Willst du deine bisherigen Arbeitsergebnisse zu einer Masterthesis oder einer Dissertation ausbauen, kläre unbedingt im Vorfeld mit deiner Hochschule, ob und was du aus den alten Schriften veröffentlichen darfst, wenn sie auch noch in die neuen Arbeiten einfließen sollen. Wäre blöd, wenn du Teile deiner bisherigen Forschung später nicht in der Dissertation verwenden dürftest, nur weil du sie zum Beispiel schon als eBook herausgebracht hast.

Bei der Wirtschaft anklingeln

Die direkteste Art, eine wissenschaftliche Arbeit an den Mann zu bringen, ist, sie den Unternehmen direkt anzubieten. Überleg dir, für wen deine Forschung wirklich (!) nützlich sein könnte, erstelle ein Abstract deiner Arbeit und stelle es der in Frage kommenden Fachabteilung mit ein paar Worten vor. Alternativ oder zusätzlich zum Kauf des PDF kannst du ihnen zum Beispiel einen (kostenpflichtigen) Vortrag über die Ergebnisse anbieten. Hast du Kontakte zu einem beruflichen Netzwerk oder Branchenverband, kannst du auch dort mal anklopfen.

Welchen Preis du für dein Werk aufrufen kannst, lässt sich pauschal nicht sagen. Das hängt stark von der Qualität, der Innovationskraft und der Relevanz für die Unternehmenspraxis ab. Schau dich im Markt ein bisschen um, was für vergleichbare Publikationen verlangt wird.
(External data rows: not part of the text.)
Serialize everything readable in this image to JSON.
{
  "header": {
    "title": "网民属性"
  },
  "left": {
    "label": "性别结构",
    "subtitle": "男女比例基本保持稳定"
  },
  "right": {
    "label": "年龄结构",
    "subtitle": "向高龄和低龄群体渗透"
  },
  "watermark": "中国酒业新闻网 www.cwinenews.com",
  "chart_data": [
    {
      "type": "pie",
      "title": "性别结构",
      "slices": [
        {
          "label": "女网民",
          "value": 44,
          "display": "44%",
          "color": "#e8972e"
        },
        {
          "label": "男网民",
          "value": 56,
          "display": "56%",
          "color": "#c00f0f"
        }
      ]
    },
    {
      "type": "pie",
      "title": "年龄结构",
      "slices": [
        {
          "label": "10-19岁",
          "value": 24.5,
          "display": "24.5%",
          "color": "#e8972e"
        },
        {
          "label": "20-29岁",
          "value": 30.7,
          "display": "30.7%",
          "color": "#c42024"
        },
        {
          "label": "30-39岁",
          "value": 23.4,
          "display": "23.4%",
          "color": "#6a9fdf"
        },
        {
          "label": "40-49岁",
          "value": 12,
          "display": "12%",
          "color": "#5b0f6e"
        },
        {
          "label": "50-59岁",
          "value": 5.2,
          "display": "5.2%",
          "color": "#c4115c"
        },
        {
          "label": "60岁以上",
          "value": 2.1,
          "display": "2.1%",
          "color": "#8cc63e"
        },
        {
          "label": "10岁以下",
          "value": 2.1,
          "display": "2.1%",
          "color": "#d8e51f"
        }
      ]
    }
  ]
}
Selbst wenn die Unternehmen kein Interesse an deiner Abschlussarbeit haben, so dient sie zumindest als Türöffner und Aufhänger für ein Gespräch. Du präsentierst dich als Fachfrau-/mann für ein Thema, und vielleicht mündet das ganze früher oder später in einem guten Kontakt und einem Jobangebot.

Alternativ oder zusätzlich zu deinem Werbefeldzug durch die Unternehmen kannst du deine Abschlussarbeit komplett oder in Teilen auch als Buch, eBook oder Aufsatz veröffentlichen.

Grundsätzlich lässt sich das Veröffentlichen und Vermarkten komplett in Eigenregie bewerkstelligen. Es gibt diverse Online-Tools wie etwa Calibre , mit denen du dein eBook kostenlos oder gegen eine geringe Gebühr editieren kannst. Auch in kleiner Auflage drucken zu lassen, ist mittlerweile erschwinglich. Um der Welt dann die Existenz deines Werkes kundzutun, kannst du deine eigene Webseite, deine sozialen Netzwerke oder ein Blog nutzen. Du kannst eine Pressemitteilung inklusive Coverfoto verfassen und auf kostenlosen Presseportalen einstellen, Kurzfassungen deiner Arbeit in Fachforen und Fachmedien posten oder im Vorfeld von Fachmessen anfragen, ob und wie man dort Infos auslegen oder vorstellen kann.

Der Vorteil des Do-it-Yourself: Du hast Kosten, Preise, Urheberrechte & Co selbst im Griff, übst dich in Selbstvermarktung und kannst es einfach mal in kleinem Rahmen austesten.

Der Haken: Bis deine wissenschaftlichen Ergüsse so auch von der breiten Masse gefunden werden, musst du viel Zeit, Energie und Fantasie investieren.